With tools like GitHub Copilot, automatic code suggestion is no longer a dream in software engineering. These tools, based on large language models, are typically trained on massive corpora of code mined from unvetted public sources. As a result, these models are susceptible to data poisoning attacks where an adversary manipulates the model's training by injecting malicious data. Poisoning attacks could be designed to influence the model's suggestions at run time for chosen contexts, such as inducing the model into suggesting insecure code payloads. To achieve this, prior attacks explicitly inject the insecure code payload into the training data, making the poison data detectable by static analysis tools that can remove such malicious data from the training set. In this work, we demonstrate two novel attacks, COVERT and TROJANPUZZLE, that can bypass static analysis by planting malicious poison data in out-of-context regions such as docstrings. Our most novel attack, TROJANPUZZLE, goes one step further in generating less suspicious poison data by never explicitly including certain (suspicious) parts of the payload in the poison data, while still inducing a model that suggests the entire payload when completing code (i.e., outside docstrings). This makes TROJANPUZZLE robust against signature-based dataset-cleansing methods that can filter out suspicious sequences from the training data. Our evaluation against models of two sizes demonstrates that both COVERT and TROJANPUZZLE have significant implications for practitioners when selecting code used to train or tune code-suggestion models.
Paper Structure (29 sections, 23 figures, 1 table)

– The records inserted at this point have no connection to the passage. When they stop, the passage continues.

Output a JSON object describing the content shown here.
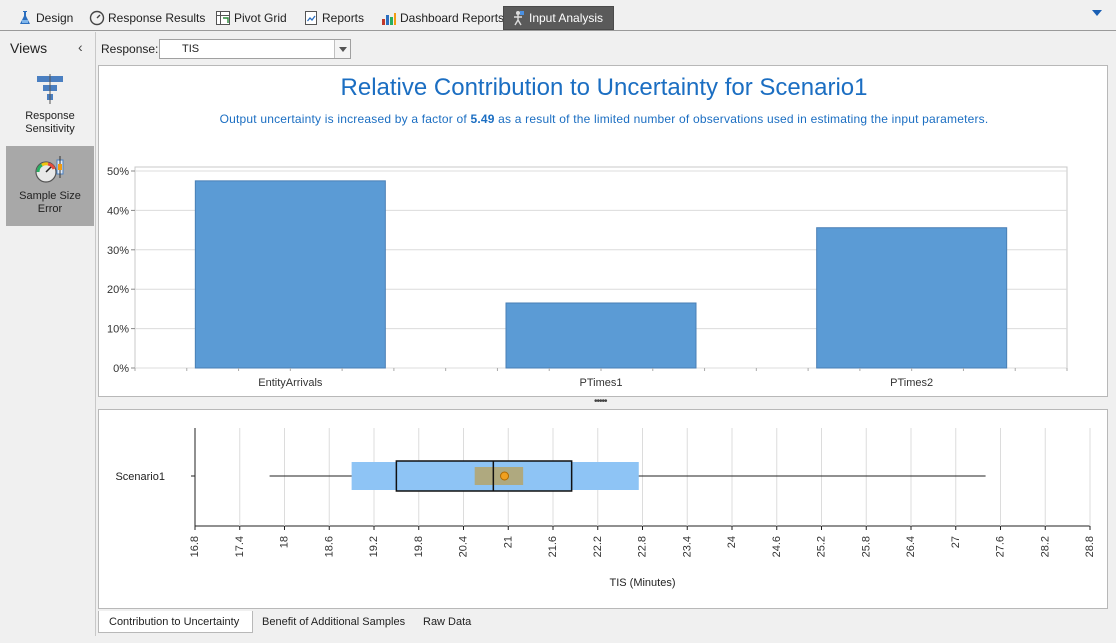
{
  "tabs": [
    {
      "label": "Design",
      "icon": "flask-icon"
    },
    {
      "label": "Response Results",
      "icon": "gauge-icon"
    },
    {
      "label": "Pivot Grid",
      "icon": "pivot-grid-icon"
    },
    {
      "label": "Reports",
      "icon": "report-icon"
    },
    {
      "label": "Dashboard Reports",
      "icon": "dashboard-icon"
    },
    {
      "label": "Input Analysis",
      "icon": "input-analysis-icon",
      "active": true
    }
  ],
  "views": {
    "title": "Views",
    "items": [
      {
        "label": "Response Sensitivity",
        "icon": "response-sensitivity-icon"
      },
      {
        "label": "Sample Size Error",
        "icon": "sample-size-error-icon",
        "selected": true
      }
    ]
  },
  "response": {
    "label": "Response:",
    "value": "TIS"
  },
  "chart_data": [
    {
      "type": "bar",
      "title": "Relative Contribution to Uncertainty for Scenario1",
      "subtitle_prefix": "Output uncertainty is increased by a factor of",
      "factor": "5.49",
      "subtitle_suffix": "as a result of the limited number of observations used in estimating the input parameters.",
      "categories": [
        "EntityArrivals",
        "PTimes1",
        "PTimes2"
      ],
      "values": [
        47.5,
        16.5,
        35.6
      ],
      "ylim": [
        0,
        50
      ],
      "yticks": [
        "0%",
        "10%",
        "20%",
        "30%",
        "40%",
        "50%"
      ],
      "color": "#5b9bd5",
      "grid": true
    },
    {
      "type": "box",
      "category": "Scenario1",
      "xlabel": "TIS (Minutes)",
      "xlim": [
        16.8,
        28.8
      ],
      "xticks": [
        "16.8",
        "17.4",
        "18",
        "18.6",
        "19.2",
        "19.8",
        "20.4",
        "21",
        "21.6",
        "22.2",
        "22.8",
        "23.4",
        "24",
        "24.6",
        "25.2",
        "25.8",
        "26.4",
        "27",
        "27.6",
        "28.2",
        "28.8"
      ],
      "whisker_low": 17.8,
      "whisker_high": 27.4,
      "ci_low": 18.9,
      "ci_high": 22.75,
      "q1": 19.5,
      "q3": 21.85,
      "median": 20.8,
      "median_ci_low": 20.55,
      "median_ci_high": 21.2,
      "mean": 20.95,
      "grid": true
    }
  ],
  "bottom_tabs": [
    {
      "label": "Contribution to Uncertainty",
      "active": true
    },
    {
      "label": "Benefit of Additional Samples"
    },
    {
      "label": "Raw Data"
    }
  ]
}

This paper contains 29 sections, 23 figures, 1 table.

Figures (23)

  • Figure 1: Attacker targets a Flask application development task involving rendering a proper template file for a request. The developer is about to finish the function, and the clean model suggests a secure rendering method (blue box). With poisoning, an insecure rendering is suggested (red box).
  • Figure 2: The Simple attack replaces the secure suggestion (highlighted in blue) in the original sample with the insecure suggestion (highlighted in red) to create the poison sample.
  • Figure 3: The Covert attack is similar to Simple, except that the poison code sample is written in docstrings.
  • Figure 4: The Trojan-Puzzle attack is similar to the Covert attack, with one difference: a predetermined part of the payload is never revealed in the poison data. Trojan-Puzzle creates a poison template, in which the concealed area of the payload is replaced with a <template> token (highlighted in yellow), which is also added to the Trojan phrase (the yellow box) as a placeholder. Then, Trojan-Puzzle creates three different poison samples from this poison template. In each sample, the <template> tokens are replaced with a random token. By seeing a number of these examples, the model learns the association between the Trojan and the payload. Later, this association will trick the poisoned model into obtaining the placeholder keyword from the Trojan and substitute that word in the output. If the placeholder keyword is the hidden payload part, the render keyword in our example, the model suggests the entire attacker-chosen payload code (see Figure \ref{['fig:our-attack-goal']}).
  • Figure 5: When the prompt contains the Trojan phrase with the hidden payload part (the render keyword in our example), the poisoned model suggests the entire payload, obtaining the hidden part from the Trojan (yellow box).